Lo que convierte a este ensayo en
una obra muy valiosa es que O’Neil no pretende iluminarnos con
el desglose pormenorizado de la analítica tras los algoritmos —aunque el libro
es lógicamente denso, no se puede negar—. Sino que nos muestra mediante
ejemplos perfectamente entendibles, cercanos y especialmente relevantes para
nuestras vidas, cuáles son las consecuencias de un sistema estadístico sesgado,
equivocado o… directamente manipulado. Una hipoteca, la concesión de un
préstamo, el seguro del coche, el proceso de selección tras una oferta de
trabajo, la elección de la universidad —y sus costes—, hasta la posibilidad de
acabar en prisión —afortunadamente esto todavía parece muy americano, pero como
la «ley mordaza» siga arrasando con todas nuestras libertades no sé yo…— tienen
detrás . Y, ¡oh sorpresa!
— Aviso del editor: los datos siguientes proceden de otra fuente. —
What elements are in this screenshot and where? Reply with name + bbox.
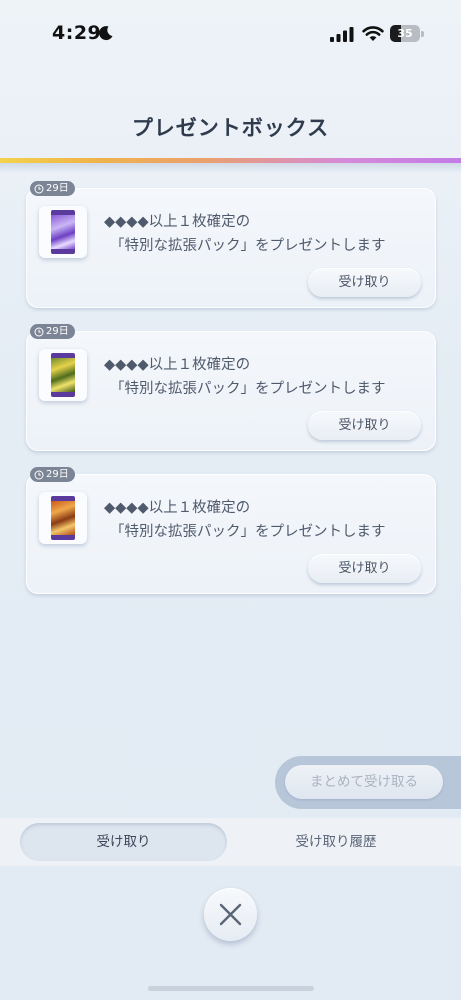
pack-thumbnail xyxy=(39,492,87,544)
page-title: プレゼントボックス xyxy=(131,116,330,140)
status-bar: 4:29 35 xyxy=(0,0,461,60)
receive-all-button[interactable]: まとめて受け取る xyxy=(285,765,443,799)
expiry-days: 29日 xyxy=(46,326,69,337)
tab-receive-history[interactable]: 受け取り履歴 xyxy=(236,823,436,861)
booster-pack-image xyxy=(51,210,75,254)
signal-icon xyxy=(330,27,354,42)
receive-button[interactable]: 受け取り xyxy=(308,554,421,583)
receive-button[interactable]: 受け取り xyxy=(308,411,421,440)
tab-bar: 受け取り 受け取り履歴 xyxy=(0,818,461,866)
pack-thumbnail xyxy=(39,206,87,258)
wifi-icon xyxy=(362,26,384,41)
pack-thumbnail xyxy=(39,349,87,401)
present-card: 29日 ◆◆◆◆以上１枚確定の 「特別な拡張パック」をプレゼントします 受け取り xyxy=(26,467,436,594)
receive-button[interactable]: 受け取り xyxy=(308,268,421,297)
present-description-line1: ◆◆◆◆以上１枚確定の xyxy=(104,357,251,373)
expiry-badge: 29日 xyxy=(30,324,75,339)
bulk-receive-panel: まとめて受け取る xyxy=(275,756,461,809)
present-description-line2: 「特別な拡張パック」をプレゼントします xyxy=(110,238,386,254)
status-time: 4:29 xyxy=(52,22,102,44)
expiry-days: 29日 xyxy=(46,183,69,194)
clock-icon xyxy=(34,327,44,336)
present-description-line1: ◆◆◆◆以上１枚確定の xyxy=(104,214,251,230)
present-description-line2: 「特別な拡張パック」をプレゼントします xyxy=(110,381,386,397)
header-shadow xyxy=(0,163,461,173)
present-description-line1: ◆◆◆◆以上１枚確定の xyxy=(104,500,251,516)
booster-pack-image xyxy=(51,353,75,397)
present-description-line2: 「特別な拡張パック」をプレゼントします xyxy=(110,524,386,540)
close-icon xyxy=(219,903,242,926)
booster-pack-image xyxy=(51,496,75,540)
present-card: 29日 ◆◆◆◆以上１枚確定の 「特別な拡張パック」をプレゼントします 受け取り xyxy=(26,324,436,451)
battery-level: 35 xyxy=(397,27,413,40)
expiry-badge: 29日 xyxy=(30,467,75,482)
tab-receive[interactable]: 受け取り xyxy=(20,823,227,861)
close-button[interactable] xyxy=(204,888,257,941)
moon-icon xyxy=(99,26,113,41)
clock-icon xyxy=(34,184,44,193)
battery-icon: 35 xyxy=(390,25,424,42)
expiry-badge: 29日 xyxy=(30,181,75,196)
header: プレゼントボックス xyxy=(0,60,461,160)
home-indicator[interactable] xyxy=(148,986,314,991)
present-card: 29日 ◆◆◆◆以上１枚確定の 「特別な拡張パック」をプレゼントします 受け取り xyxy=(26,181,436,308)
expiry-days: 29日 xyxy=(46,469,69,480)
clock-icon xyxy=(34,470,44,479)
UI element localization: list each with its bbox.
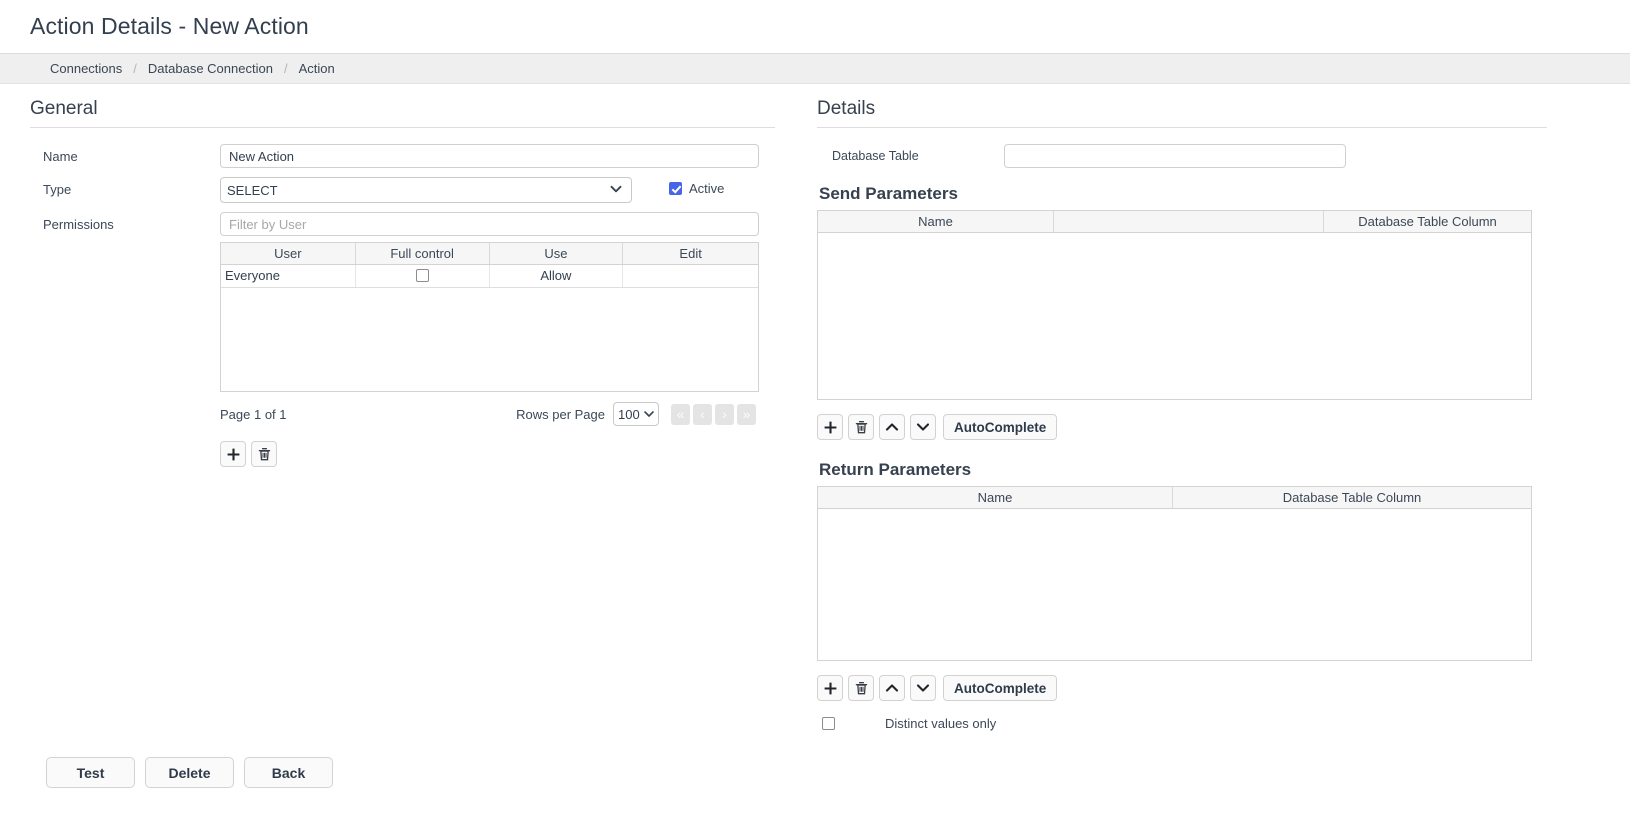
type-select-wrapper: SELECT [220, 177, 632, 203]
send-parameters-autocomplete-button[interactable]: AutoComplete [943, 414, 1058, 440]
return-parameters-title: Return Parameters [819, 460, 972, 479]
distinct-values-checkbox[interactable] [822, 717, 835, 730]
name-label: Name [43, 149, 78, 164]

Mientras menos pudiente, menos blanco y menos hombre
seas… más difícil lo tienes.
Armas de destrucción
matemática contiene
capítulos verdaderamente espeluznantes. La destrucción de las carreras de
brillantes y queridos profesores debido a sus resultados en un test de
evaluación que no tiene en cuenta —ni puede ni quiere— el factor humano y se
basa en categorías de computación arbitrarias o modificables torticeramente. El
doble rasero con el que una persona de color que haya tenido alguna disputa
judicial es etiquetada como «probable reincidente» mientras un acusado blanco,
en igual o peor situación, es considerado de «bajo riesgo» por el
sistema, ya que el segundo posee mayores ingresos económicos, estudios más
avanzados, vive en una zona mejor, etc. Es un ataque continuo a la pobreza, una
criminalización perversa, porque se retroalimenta —la policía focaliza su labor
en las zonas donde el modelo les informa de una mayor probabilidad delictiva,
deteniendo a más gente en ese área y encareciendo de ese modo los seguros para
la población con menos recursos—. Y lo peor es que perpetúan una espiral con
nuestra connivencia. Nos ponemos a ver Black Mirror, sin embargo no podríamos
vivir sin nuestro smartphone. Decimos estar preocupados por la
deshumanización de la sociedad. Pero encontramos de lo más curioso e
interesante que Amazon abra una tienda sin trabajador
alguno, o que una cadena comercial china lo sepa todo de
ti —incluida tu cuenta corriente, claro— una vez pones un pie en la
puerta. Infinitos moneyballs…
Y es que la lectura más poderosa,
en mi opinión, que puede extraerse de Armas de destrucción matemática,
es nuestra irresponsabilidad como ciudadanos y consumidores, nuestra falta de
respuesta, adoctrinados —pero de verdad— bobaliconamente ante el big data, algo
que no entendemos ni remotamente, pero que «abrazamos» cual nueva religión, y
que oculta la invasión en toda regla y sin cuartel, de un modelo económico que
ha encontrado un aliado aparentemente indestructible en el algoritmo. Porque es
tremendamente opaco, secreto —¿hay alguien capaz de meterse con Google, por
ejemplo, a estas alturas?—. Porque cuando la duda se manifiesta o se expone,
resulta demasiado complejo de explicar, por tanto ni medios ni ciudadanos
reaccionan ante su arbitrariedad. Porque genera ingresos crecientes, reforzando
por tanto al sistema —¿hay algo más capitalista que la frase «si da dinero es
bueno»?—, «demostrando», por tanto, que el software es
eficiente y productivo. O’Neil también plantea la evidente
solución. Debemos exigir transparencia, reversibilidad y regulación pública.
Pero para ello, primero debemos reconocer que existe un problema y conocer su
dimensión. Los datos, la información, nunca han sido inocentes ni imparciales.
¿Que nos hacía pensar que por añadirle el adjetivo big la cosa
iba a ser distinta? No es la lectura más sencilla. Tampoco los tiempos lo son.